Explainer

Can Bill Clinton Sue Wayne LaPierre?

Last week, Wayne LaPierre, the executive vice president of the National Rifle Association, was quoted in many newspapers saying that President Clinton willingly accepts a certain level of gun violence and killing to advance his gun-control agenda. LaPierre also claimed that last year’s shooting death of Ricky Byrdsong, a former men’s basketball coach at Northwestern University, “is on the president’s hands.” In effect, LaPierre was saying that Clinton was an accessory to Byrdsong’s murder, a claim that would be hard to support on the facts of the case. So could Clinton sue LaPierre for wrongfully accusing him of a crime?

He could, but he most certainly wouldn’t win.

“Defamation” law provides remedies to a person who has been falsely accused of a crime. Defamation can be either spoken (in which case it’s called slander) or written (in which case it’s libel). Virtually every jurisdiction recognizes that falsely accusing someone of a crime counts as defamation. So, why would Clinton probably lose if he sued LaPierre?

For one thing, LaPierre could probably claim that his statement was based on opinion, rather than fact. The courts have carved out some exceptions and defenses to defamation that balance one person’s right to say what she thinks against another person’s right not to be defamed. For example, the courts have generally found that to sue someone for defamation, you must prove that she made statements of purported facts rather than opinion (unless a reasonable person would take the opinion as a statement of fact). So, a speaker or writer can be incredibly hyperbolic or vitriolic, and as long as her audience understands her statements to be opinions, there’s no defamation.

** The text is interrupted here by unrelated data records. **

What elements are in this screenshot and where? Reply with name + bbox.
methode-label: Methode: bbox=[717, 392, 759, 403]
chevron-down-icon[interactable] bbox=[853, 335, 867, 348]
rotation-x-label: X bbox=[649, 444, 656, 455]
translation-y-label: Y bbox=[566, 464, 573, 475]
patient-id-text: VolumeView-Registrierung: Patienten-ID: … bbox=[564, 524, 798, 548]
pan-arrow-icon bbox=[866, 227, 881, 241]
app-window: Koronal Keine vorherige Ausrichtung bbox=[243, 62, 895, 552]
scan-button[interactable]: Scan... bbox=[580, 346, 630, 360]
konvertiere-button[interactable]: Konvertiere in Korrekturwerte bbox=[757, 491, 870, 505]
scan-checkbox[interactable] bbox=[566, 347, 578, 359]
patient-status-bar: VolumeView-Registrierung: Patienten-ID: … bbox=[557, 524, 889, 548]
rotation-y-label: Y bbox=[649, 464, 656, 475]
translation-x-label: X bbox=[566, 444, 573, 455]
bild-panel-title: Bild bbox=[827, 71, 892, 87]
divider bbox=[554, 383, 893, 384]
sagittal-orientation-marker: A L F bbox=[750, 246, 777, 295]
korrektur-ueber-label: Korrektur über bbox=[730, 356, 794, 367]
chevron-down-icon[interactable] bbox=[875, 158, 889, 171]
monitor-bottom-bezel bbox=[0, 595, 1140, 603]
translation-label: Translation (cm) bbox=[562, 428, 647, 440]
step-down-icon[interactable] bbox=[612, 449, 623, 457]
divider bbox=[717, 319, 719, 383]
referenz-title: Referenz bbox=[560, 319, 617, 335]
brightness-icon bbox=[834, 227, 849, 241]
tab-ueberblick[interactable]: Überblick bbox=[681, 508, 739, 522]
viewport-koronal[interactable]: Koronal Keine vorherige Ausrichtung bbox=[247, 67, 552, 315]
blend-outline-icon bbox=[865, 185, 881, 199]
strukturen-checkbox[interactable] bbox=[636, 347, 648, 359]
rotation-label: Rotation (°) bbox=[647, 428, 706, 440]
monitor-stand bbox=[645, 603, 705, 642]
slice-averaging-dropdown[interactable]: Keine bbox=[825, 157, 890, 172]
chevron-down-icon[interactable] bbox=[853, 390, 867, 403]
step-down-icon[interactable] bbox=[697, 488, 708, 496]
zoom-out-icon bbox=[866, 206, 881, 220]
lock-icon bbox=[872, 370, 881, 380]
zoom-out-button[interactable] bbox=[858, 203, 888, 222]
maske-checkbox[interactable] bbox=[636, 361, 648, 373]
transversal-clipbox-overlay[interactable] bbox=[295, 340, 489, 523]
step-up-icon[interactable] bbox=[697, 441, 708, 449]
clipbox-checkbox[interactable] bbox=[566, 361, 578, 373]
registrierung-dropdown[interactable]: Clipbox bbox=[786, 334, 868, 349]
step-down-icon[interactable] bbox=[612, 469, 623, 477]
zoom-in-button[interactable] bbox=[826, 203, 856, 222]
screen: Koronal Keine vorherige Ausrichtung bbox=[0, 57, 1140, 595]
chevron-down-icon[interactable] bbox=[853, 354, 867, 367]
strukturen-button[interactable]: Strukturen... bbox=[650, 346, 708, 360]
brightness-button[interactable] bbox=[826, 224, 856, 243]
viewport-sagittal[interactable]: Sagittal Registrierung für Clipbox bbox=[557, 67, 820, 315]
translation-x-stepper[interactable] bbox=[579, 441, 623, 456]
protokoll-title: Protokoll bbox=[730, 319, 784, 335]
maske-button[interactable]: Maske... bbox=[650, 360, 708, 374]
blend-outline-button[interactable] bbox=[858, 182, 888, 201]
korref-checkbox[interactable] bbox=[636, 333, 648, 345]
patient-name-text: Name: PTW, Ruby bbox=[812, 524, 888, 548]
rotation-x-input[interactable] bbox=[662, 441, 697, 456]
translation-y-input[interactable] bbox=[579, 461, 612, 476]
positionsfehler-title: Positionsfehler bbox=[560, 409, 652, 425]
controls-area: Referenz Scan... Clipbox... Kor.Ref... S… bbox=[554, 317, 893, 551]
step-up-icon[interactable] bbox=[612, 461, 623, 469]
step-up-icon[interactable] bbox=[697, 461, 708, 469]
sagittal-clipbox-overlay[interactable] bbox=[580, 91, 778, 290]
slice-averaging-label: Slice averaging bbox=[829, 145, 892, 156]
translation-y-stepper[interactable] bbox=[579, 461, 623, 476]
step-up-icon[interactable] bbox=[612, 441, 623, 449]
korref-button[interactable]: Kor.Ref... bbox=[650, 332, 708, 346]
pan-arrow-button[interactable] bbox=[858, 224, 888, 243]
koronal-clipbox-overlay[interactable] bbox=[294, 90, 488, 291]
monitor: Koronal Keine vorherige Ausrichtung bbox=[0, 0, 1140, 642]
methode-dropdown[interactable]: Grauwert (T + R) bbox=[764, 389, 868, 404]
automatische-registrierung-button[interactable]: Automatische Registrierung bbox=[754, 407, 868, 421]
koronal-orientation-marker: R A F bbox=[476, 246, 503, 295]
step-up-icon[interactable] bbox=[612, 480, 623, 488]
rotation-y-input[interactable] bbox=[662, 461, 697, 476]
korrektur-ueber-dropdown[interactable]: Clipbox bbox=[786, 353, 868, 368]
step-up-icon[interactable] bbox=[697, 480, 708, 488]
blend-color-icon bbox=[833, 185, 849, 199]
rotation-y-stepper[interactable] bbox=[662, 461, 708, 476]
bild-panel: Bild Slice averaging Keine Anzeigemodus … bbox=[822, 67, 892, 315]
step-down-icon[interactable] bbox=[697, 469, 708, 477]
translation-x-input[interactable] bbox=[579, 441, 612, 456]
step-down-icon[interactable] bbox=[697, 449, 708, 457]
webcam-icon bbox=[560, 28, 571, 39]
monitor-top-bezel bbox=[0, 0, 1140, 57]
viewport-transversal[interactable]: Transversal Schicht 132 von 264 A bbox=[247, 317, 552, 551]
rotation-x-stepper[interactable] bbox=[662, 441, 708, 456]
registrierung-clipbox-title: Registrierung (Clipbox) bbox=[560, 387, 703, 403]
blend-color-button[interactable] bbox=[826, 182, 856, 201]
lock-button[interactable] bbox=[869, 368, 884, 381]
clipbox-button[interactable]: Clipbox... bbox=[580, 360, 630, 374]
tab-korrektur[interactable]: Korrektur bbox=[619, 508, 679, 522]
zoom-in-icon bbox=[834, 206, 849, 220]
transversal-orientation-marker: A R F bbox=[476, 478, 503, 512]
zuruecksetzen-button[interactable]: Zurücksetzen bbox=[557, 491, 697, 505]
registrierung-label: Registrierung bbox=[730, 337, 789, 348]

Then there’s another difficulty for Clinton: He’s a widely known political figure. Judges think there’s a special value to speech about and by our political leaders, so they have done two things that make it harder to for political figures to recover for defamation. First, in the 1964 Supreme Court case New York Times Co. vs. Sullivan, the court raised the bar on what political figures must prove the speaker in a defamation case was thinking when the false statement was made. Specifically, instead of having to show that the speaker knew or should have known that the statement was false, a political-figure plaintiff must prove that the speaker either knew the statement was false or acted in reckless disregard of the truth (meaning, in layperson’s terms, that the speaker had to pretty much hide from finding the truth about her statement). Second, in the 1967 Supreme Court case Time Inc. vs. Hill, the court said that defamation claims should not arise out of commentary on legitimate matters of public interest and opinion, as long as the commentary is not made solely out of ill will, spite, or the intent to harm.

Although it appears that the NRA and LaPierre harbor intense ill will and spite for Clinton, the exceptions and defenses to defamation will most probably keep them out of court. Gun control is a matter of great public interest, so the courts would likely cut LaPierre considerable slack, as long as there is legitimate commentary in what he is saying. Similarly, the courts would be highly likely to find that as ugly and over-the-top as LaPierre’s statements may be, no reasonable person would believe that he was stating anything more than his opinion.